Bruthörn Bentstreek
Die ersten Häuser in der Siedlungserweiterung Bruthörn waren bereits in den ersten Jahren des neuen Jahrtausends entstanden, wie Olaf Harms aus dem Bauamt des Rathauses mitteilt. „Die Ersterschließung fand in den Jahren 1999/2000 statt.“ 2005 sei dann die Baustraße mit einer Bitumendecke entstanden, die jetzt als Grundlage für den Endausbau diente. Die Fahrbahn entlang der 18 Baugrundstücke werde mit Betonsteinen in den in Farben grau und rot gestaltet, der Gehweg aus dem älteren Siedlungsteil weitergeführt und final zwei zusätzlichen Straßenlaternen aufgestellt. Die Gesamtkosten sollen 180 000 Euro betragen.
Laut des beschlossenen Straßenbauprogramms 2021 wurde ebenso der zweite Abschnitt des Schulwegs in Bentstreek auf einer Länge von 550 Metern ausgebaut – in Asphaltbauweise. „Nach dem Abschluss dieser Maßnahme ist der Schulweg jetzt komplett saniert“, unterstreicht Fachbereichsleiter Roland Abels. Im Vorjahr habe man bereits 800 Meter mit Bitumen versehen.
Polweg fertiggestellt
Außerdem hat der Polweg in Marx auf einer Teilstrecke von 600 Metern in diesem Jahr eine neue Asphaltdecke erhalten, weil der bauliche Zustand zu schlecht war. Abels rechnet damit, dass Kosten für beide Maßnahmen bei den geschätzten 410 000 Euro bleiben.

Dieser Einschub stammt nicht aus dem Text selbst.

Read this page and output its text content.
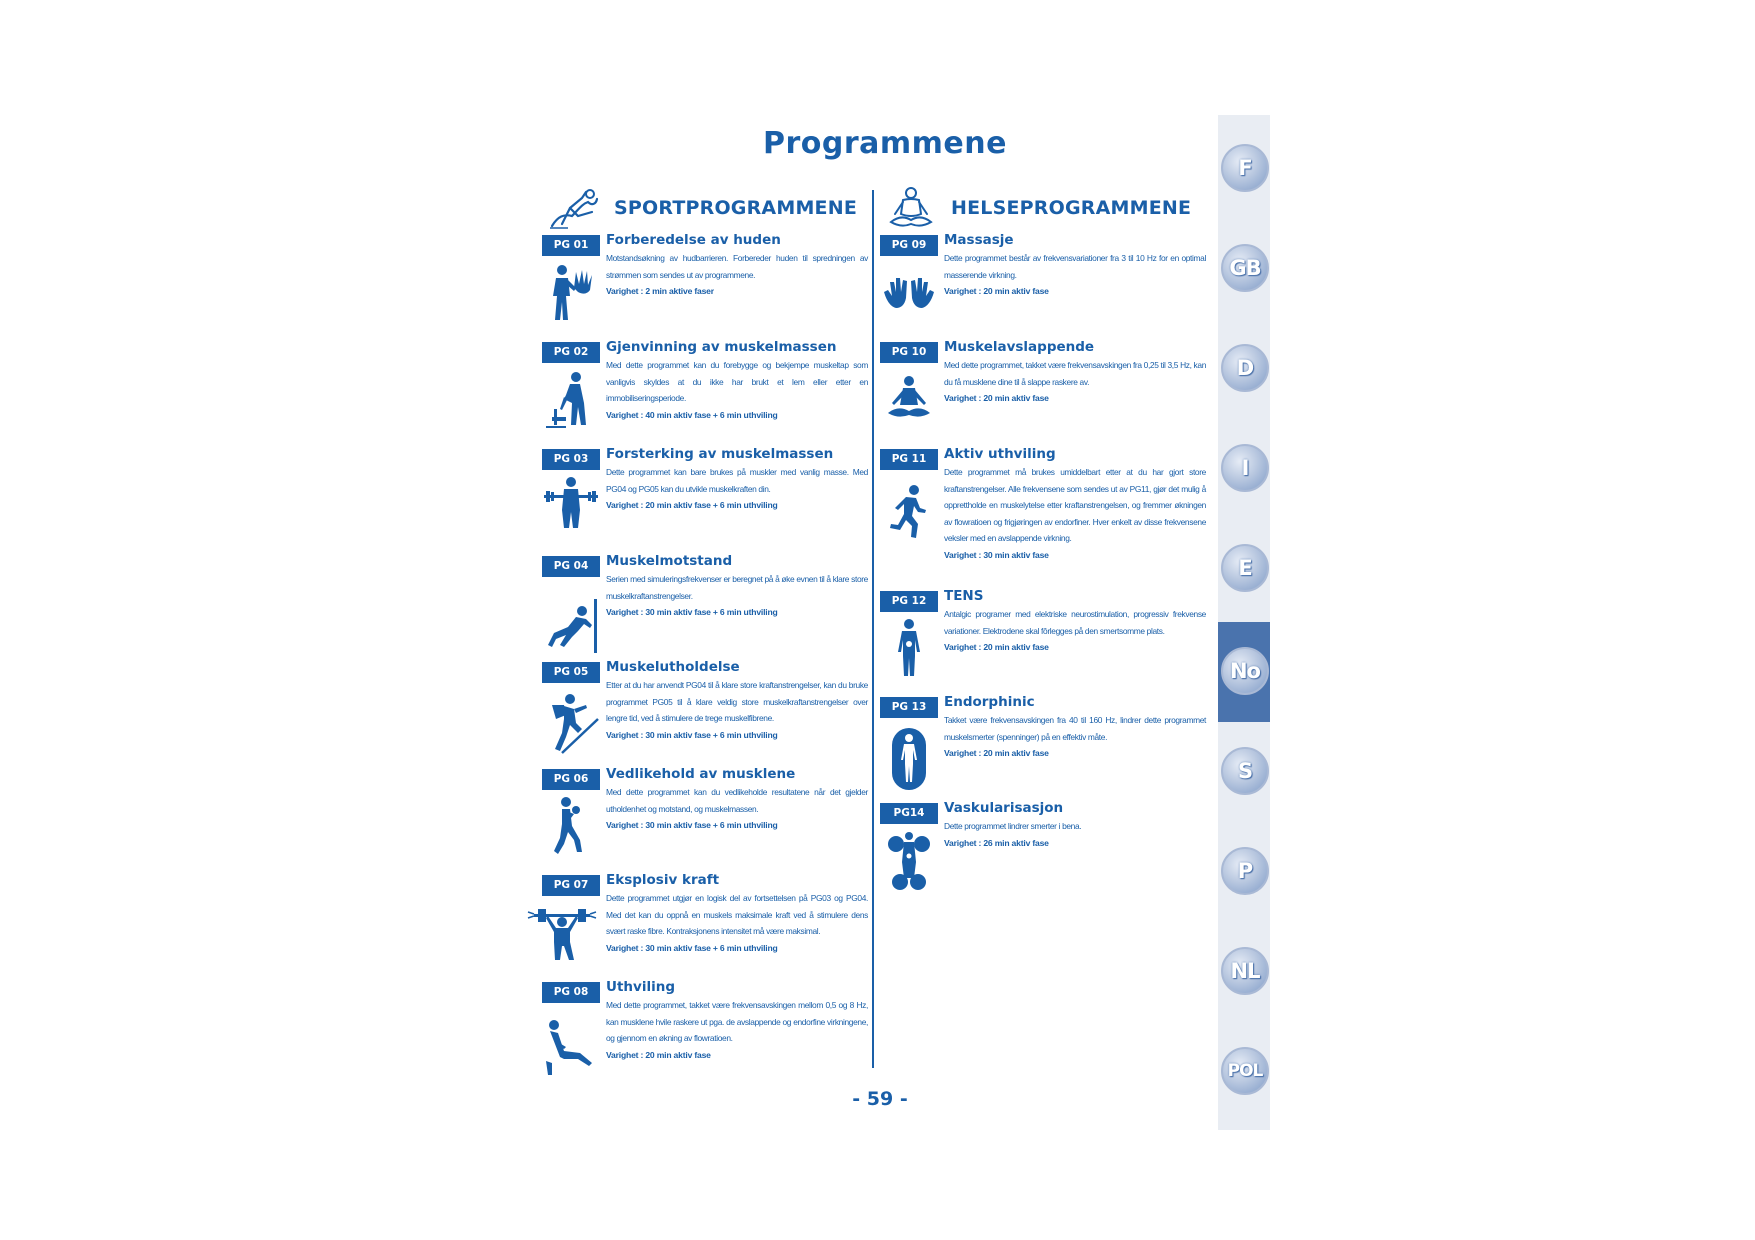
Programmene
SPORTPROGRAMMENE	HELSEPROGRAMMENE
PG 01	Forberedelse av huden
Motstandsøkning av hudbarrieren. Forbereder huden til spredningen av strømmen som sendes ut av programmene.
Varighet : 2 min aktive faser
PG 02	Gjenvinning av muskelmassen
Med dette programmet kan du forebygge og bekjempe muskeltap som vanligvis skyldes at du ikke har brukt et lem eller etter en immobiliseringsperiode.
Varighet : 40 min aktiv fase + 6 min uthviling
PG 03	Forsterking av muskelmassen
Dette programmet kan bare brukes på muskler med vanlig masse. Med PG04 og PG05 kan du utvikle muskelkraften din.
Varighet : 20 min aktiv fase + 6 min uthviling
PG 04	Muskelmotstand
Serien med simuleringsfrekvenser er beregnet på å øke evnen til å klare store muskelkraftanstrengelser.
Varighet : 30 min aktiv fase + 6 min uthviling
PG 05	Muskelutholdelse
Etter at du har anvendt PG04 til å klare store kraftanstrengelser, kan du bruke programmet PG05 til å klare veldig store muskelkraftanstrengelser over lengre tid, ved å stimulere de trege muskelfibrene.
Varighet : 30 min aktiv fase + 6 min uthviling
PG 06	Vedlikehold av musklene
Med dette programmet kan du vedlikeholde resultatene når det gjelder utholdenhet og motstand, og muskelmassen.
Varighet : 30 min aktiv fase + 6 min uthviling
PG 07	Eksplosiv kraft
Dette programmet utgjør en logisk del av fortsettelsen på PG03 og PG04. Med det kan du oppnå en muskels maksimale kraft ved å stimulere dens svært raske fibre. Kontraksjonens intensitet må være maksimal.
Varighet : 30 min aktiv fase + 6 min uthviling
PG 08	Uthviling
Med dette programmet, takket være frekvensavskingen mellom 0,5 og 8 Hz, kan musklene hvile raskere ut pga. de avslappende og endorfine virkningene, og gjennom en økning av flowratioen.
Varighet : 20 min aktiv fase
PG 09	Massasje
Dette programmet består av frekvensvariationer fra 3 til 10 Hz for en optimal masserende virkning.
Varighet : 20 min aktiv fase
PG 10	Muskelavslappende
Med dette programmet, takket være frekvensavskingen fra 0,25 til 3,5 Hz, kan du få musklene dine til å slappe raskere av.
Varighet : 20 min aktiv fase
PG 11	Aktiv uthviling
Dette programmet må brukes umiddelbart etter at du har gjort store kraftanstrengelser. Alle frekvensene som sendes ut av PG11, gjør det mulig å opprettholde en muskelytelse etter kraftanstrengelsen, og fremmer økningen av flowratioen og frigjøringen av endorfiner. Hver enkelt av disse frekvensene veksler med en avslappende virkning.
Varighet : 30 min aktiv fase
PG 12	TENS
Antalgic programer med elektriske neurostimulation, progressiv frekvense variationer. Elektrodene skal fôrlegges på den smertsomme plats.
Varighet : 20 min aktiv fase
PG 13	Endorphinic
Takket være frekvensavskingen fra 40 til 160 Hz, lindrer dette programmet muskelsmerter (spenninger) på en effektiv måte.
Varighet : 20 min aktiv fase
PG14	Vaskularisasjon
Dette programmet lindrer smerter i bena.
Varighet : 26 min aktiv fase
- 59 -
F
GB
D
I
E
No
S
P
NL
POL
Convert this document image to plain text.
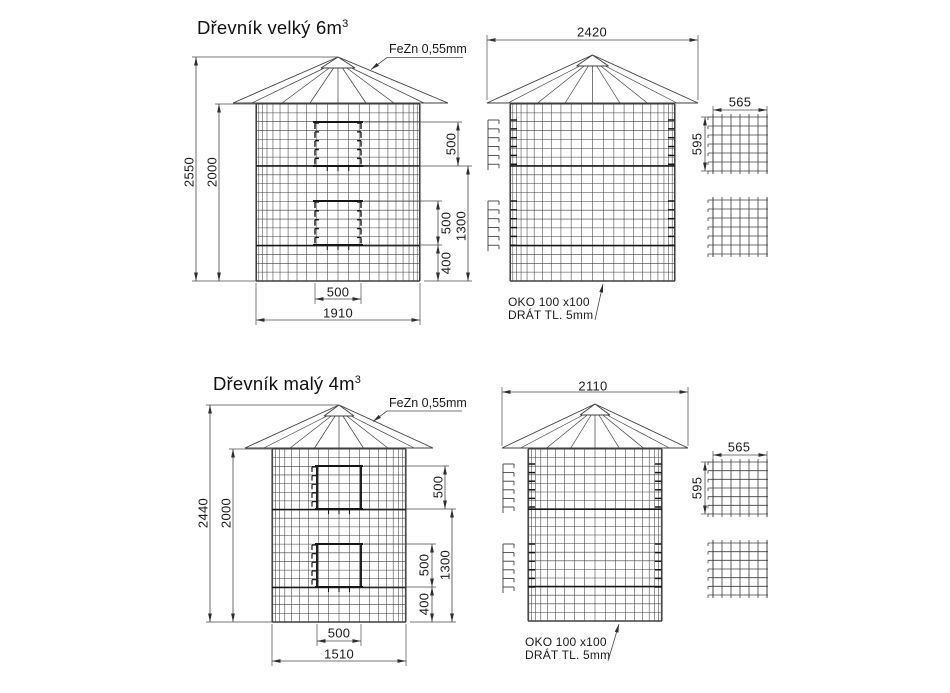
Dřevník velký $6m^3$
FeZn 0,55mm
2550 2000
500
500
400
1300
500
1910
2420
565
595
OKO 100 x100
DRÁT TL. 5mm
Dřevník malý $4m^3$
FeZn 0,55mm
2440 2000
500
500
400
1300
500
1510
2110
565
595
OKO 100 x100
DRÁT TL. 5mm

Ebenfalls erledigt ist im Zuge der Straßenunterhaltung die Befestigung des 1300 Meter langen Wirtschaftswegs Güstfenner Straße in Abickhafe mit Schotter. „Die bisherige Asphaltstraße wies starke Schäden auf, die eine Sanierung erforderlich machten“, begründet der Fachbereichsleiter die 135 000-Euro-Investition. Durch die Neufassung der Innenbereichssatzung von Reepsholt sind an der Straße Siemoor private Baugrundstücke entstanden. Zur Erschließung wurde mit einem Kostenaufwand von 40 000 Euro ein Schmutzwasserkanal verlegt.
Sandweg befestigt
Der Sandweg in Friedeburg wurde bereits im vergangenen Jahr auf einem Abschnitt von 350 Metern befestigt – ebenfalls mit einer Bitumenfahrbahn. „Bestandteil der Maßnahmen war zudem die Erneuerung des abgängigen Durchlasses im Zuge des Gewässers Friedeburger Tief“, erklärt Olaf Harms. Ersetzt worden sei der Durchlass durch ein Wellstahlbauwerk von 16 Metern Länge und einer Spannweite von 4,77 Metern. Die Gesamtkosten für diese beiden Straßenbaumaßnahmen beziffert die Gemeindeverwaltung auf mehr als 467 000 Euro.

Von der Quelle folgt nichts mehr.